RBI Governor Y V Reddy has a difficult balancing act to perform as peaking interest rates have begun impacting the high growth momentum while the liquidity problem is being aggravated by surging forex inflows.
While some bankers and economists expect a marginal cut in key short-term rates, others feel the RBI might not do so in the face of inflationary expectations looming large due to surging global oil prices. With interest rates having peaked and inflationary pressures still persisting, the RBI is not expected to tinker with the rates, they said.
Analysis
The apex bank might, however, reduce the difference between the repo and reverse repo rate, even as it signals a stable interest rate regime while it would be a toss-up as far as a cash reserve ratio (CRR) hike was concerned, they said.
“There are no domestic compulsions calling for change in monetary policy.
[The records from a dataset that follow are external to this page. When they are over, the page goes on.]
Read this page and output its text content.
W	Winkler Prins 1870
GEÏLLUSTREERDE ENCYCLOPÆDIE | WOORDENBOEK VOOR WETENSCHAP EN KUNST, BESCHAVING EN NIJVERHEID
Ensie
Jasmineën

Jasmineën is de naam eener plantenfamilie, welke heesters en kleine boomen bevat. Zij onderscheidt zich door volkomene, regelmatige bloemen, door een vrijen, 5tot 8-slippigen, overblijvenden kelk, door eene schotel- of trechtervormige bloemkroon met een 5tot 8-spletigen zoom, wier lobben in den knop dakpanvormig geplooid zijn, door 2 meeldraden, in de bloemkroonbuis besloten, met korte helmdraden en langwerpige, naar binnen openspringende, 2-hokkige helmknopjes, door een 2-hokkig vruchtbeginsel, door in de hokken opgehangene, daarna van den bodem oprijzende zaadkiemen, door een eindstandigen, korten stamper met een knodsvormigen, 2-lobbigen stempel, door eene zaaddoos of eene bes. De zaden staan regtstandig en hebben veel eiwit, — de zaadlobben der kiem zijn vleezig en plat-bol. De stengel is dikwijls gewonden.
I expect nothing dramatic,” Crisil’s Chief Economist Subir Gokarn said. “A CRR hike is a possibility but there is just an outside chance that the RBI might not effect it this time,” Yes Bank’s Chief Economist Shubhada Rao said. Kotak Mahindra Bank’s MD Uday Kotak said he expected “A flat and benign policy” in the light of the steps taken by Sebi for checking inflows into the country through Participatory Notes (PNs).
They highlighted the comfortable liquidity position presently to support their contention. With liquidity inflows slowing down in last ten days, RBI might want to wait and watch for now before deciding on a CRR hike, they said. But none ruled out a hike totally in the future.